# Dayan Guhong Center Piece



## bigwilly808 (Sep 16, 2011)

I was cleaning my Dayan II Guhong and one of the center pieces broke..I tried googling where to find replacement parts, speedcubeshop has a part on their website where you can order but it's going to be delayed..I just put Cubesmith smooth tiles on it -.-

I don't wanna waste my money by buying a whole cube again. Anybody know where I can get a Dayan II Guhong center piece? Anybody selling?


----------



## thackernerd (Sep 16, 2011)

Glue it?


----------



## Cheese11 (Sep 16, 2011)

Krazy glue man, fixed my mini QJ. Bonds plastic instantly.


----------



## izovire (Sep 16, 2011)

You mentioned that you will get a GG soon? I could just include a center piece free of charge. (I have a few extras)

To be more specific there are two center piece parts... the piece... and then the cap.. Which one is broken?


----------



## bigwilly808 (Sep 16, 2011)

izovire said:


> You mentioned that you will get a GG soon? I could just include a center piece free of charge. (I have a few extras)
> 
> To be more specific there are two center piece parts... the piece... and then the cap.. Which one is broken?



Lol it was that round part of the bottom of the center piece where the edges and corners rub on. It just broke when I put pressure on it. (Cleaning) CRC must've weakened the plastic or something -.-


----------



## antoineccantin (Sep 16, 2011)

bigwilly808 said:


> Lol it was that round part of the bottom of the center piece where the edges and corners rub on. It just broke when I put pressure on it. (Cleaning) CRC must've weakened the plastic or something -.-


 
It actually works without it.


----------



## bigwilly808 (Sep 17, 2011)

antoineccantin said:


> It actually works without it.


 
I don't think it will work lol. (I circled the parts of the center pieces to show you guys what broke.

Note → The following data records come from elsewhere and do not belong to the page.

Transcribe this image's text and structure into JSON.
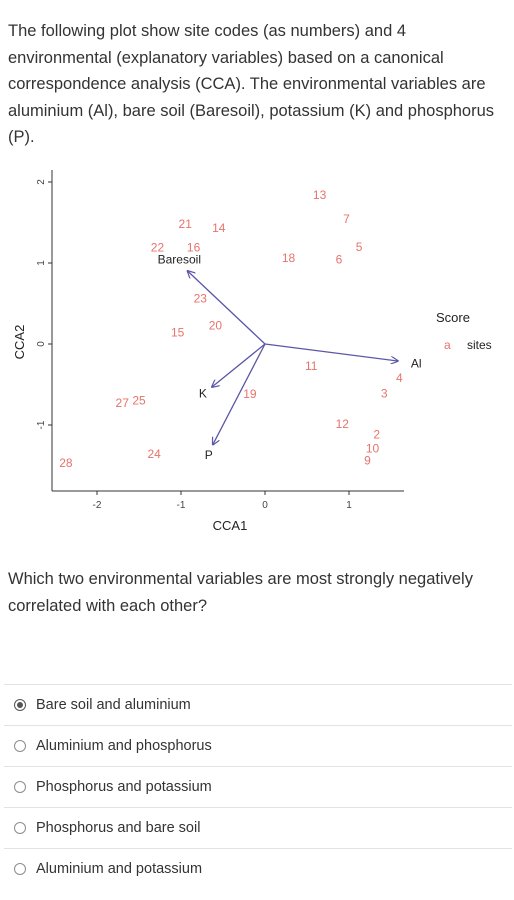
{
  "question": {
    "intro": "The following plot show site codes (as numbers) and 4 environmental (explanatory variables) based on a canonical correspondence analysis (CCA). The environmental variables are aluminium (Al), bare soil (Baresoil), potassium (K) and phosphorus (P).",
    "prompt": "Which two environmental variables are most strongly negatively correlated with each other?"
  },
  "options": [
    {
      "label": "Bare soil and aluminium",
      "selected": true
    },
    {
      "label": "Aluminium and phosphorus",
      "selected": false
    },
    {
      "label": "Phosphorus and potassium",
      "selected": false
    },
    {
      "label": "Phosphorus and bare soil",
      "selected": false
    },
    {
      "label": "Aluminium and potassium",
      "selected": false
    }
  ],
  "chart_data": {
    "type": "scatter",
    "xlabel": "CCA1",
    "ylabel": "CCA2",
    "x_ticks": [
      -2,
      -1,
      0,
      1
    ],
    "y_ticks": [
      -1,
      0,
      1,
      2
    ],
    "xlim": [
      -2.55,
      1.55
    ],
    "ylim": [
      -1.75,
      2.1
    ],
    "legend": {
      "title": "Score",
      "marker": "a",
      "label": "sites"
    },
    "site_color": "#e8736c",
    "arrow_color": "#5b57a6",
    "sites": [
      {
        "label": "13",
        "x": 0.65,
        "y": 1.83
      },
      {
        "label": "7",
        "x": 0.97,
        "y": 1.53
      },
      {
        "label": "21",
        "x": -0.95,
        "y": 1.47
      },
      {
        "label": "14",
        "x": -0.55,
        "y": 1.42
      },
      {
        "label": "22",
        "x": -1.28,
        "y": 1.18
      },
      {
        "label": "16",
        "x": -0.85,
        "y": 1.18
      },
      {
        "label": "5",
        "x": 1.12,
        "y": 1.19
      },
      {
        "label": "18",
        "x": 0.28,
        "y": 1.05
      },
      {
        "label": "6",
        "x": 0.88,
        "y": 1.03
      },
      {
        "label": "23",
        "x": -0.77,
        "y": 0.55
      },
      {
        "label": "20",
        "x": -0.59,
        "y": 0.22
      },
      {
        "label": "15",
        "x": -1.04,
        "y": 0.13
      },
      {
        "label": "11",
        "x": 0.55,
        "y": -0.28
      },
      {
        "label": "4",
        "x": 1.6,
        "y": -0.43
      },
      {
        "label": "3",
        "x": 1.42,
        "y": -0.62
      },
      {
        "label": "19",
        "x": -0.18,
        "y": -0.63
      },
      {
        "label": "27",
        "x": -1.7,
        "y": -0.74
      },
      {
        "label": "25",
        "x": -1.5,
        "y": -0.71
      },
      {
        "label": "12",
        "x": 0.92,
        "y": -1.0
      },
      {
        "label": "2",
        "x": 1.33,
        "y": -1.13
      },
      {
        "label": "10",
        "x": 1.28,
        "y": -1.3
      },
      {
        "label": "24",
        "x": -1.32,
        "y": -1.37
      },
      {
        "label": "9",
        "x": 1.22,
        "y": -1.45
      },
      {
        "label": "28",
        "x": -2.37,
        "y": -1.48
      }
    ],
    "arrows": [
      {
        "label": "Baresoil",
        "x": -0.92,
        "y": 0.9,
        "label_x": -1.02,
        "label_y": 1.03
      },
      {
        "label": "Al",
        "x": 1.58,
        "y": -0.21,
        "label_x": 1.8,
        "label_y": -0.25
      },
      {
        "label": "K",
        "x": -0.63,
        "y": -0.53,
        "label_x": -0.74,
        "label_y": -0.62
      },
      {
        "label": "P",
        "x": -0.62,
        "y": -1.24,
        "label_x": -0.67,
        "label_y": -1.38
      }
    ]
  }
}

That whole black round thing is totally gone.)


----------



## insane569 (Sep 17, 2011)

bigwilly808 said:


> I don't think it will work lol. (I circled the parts of the center pieces to show you guys what broke. That whole black round thing is totally gone.)


 
it doesnt really need does parts
i sanded mine down alot to make the edges rotate around easier


----------



## Cheese11 (Sep 18, 2011)

insane569 said:


> it doesnt really need does parts
> i sanded mine down alot to make the edges rotate around easier


 
Then wouldn't the centre peices sink into the cube alot?


----------



## DRAGON_RYU (Sep 28, 2011)

NO the edges and the corners hold it but if you dissemble the cube yeah.
2 of mine is broken 2.
Damn.


----------



## yoinneroid (Sep 28, 2011)

I once broke all 6 of them and had to bought a new one.
Later, when I got the new one, i accidentally broke another 2 of them XD, in the end i stick for my haiyan memory lol.
But yeah, those parts sure got broken easily.


----------



## Cheese11 (Sep 28, 2011)

yoinneroid said:


> I once broke all 6 of them and had to bought a new one.
> Later, when I got the new one, i accidentally broke another 2 of them XD, in the end i stick for my haiyan memory lol.
> But yeah, those parts sure got broken easily.


 
The question is, how did you go about breaking them? I really don't think that they would just break on there own. I've have my GuHong for over 6 months and they havn't broken.


----------



## ~Phoenix Death~ (Sep 29, 2011)

The same happened to my DaYan LunHui, but I was able to trade it for a Master Pyramorphinx.
I hate it when stuff like that happens, suck


----------



## yoinneroid (Oct 1, 2011)

well, i overtighten it, and so... yeah, the plastic is somewhat soft
oh, i tighten it when it was dissasembled so there were no pieces that could hold the center piece from being pressed by the screw and the core


----------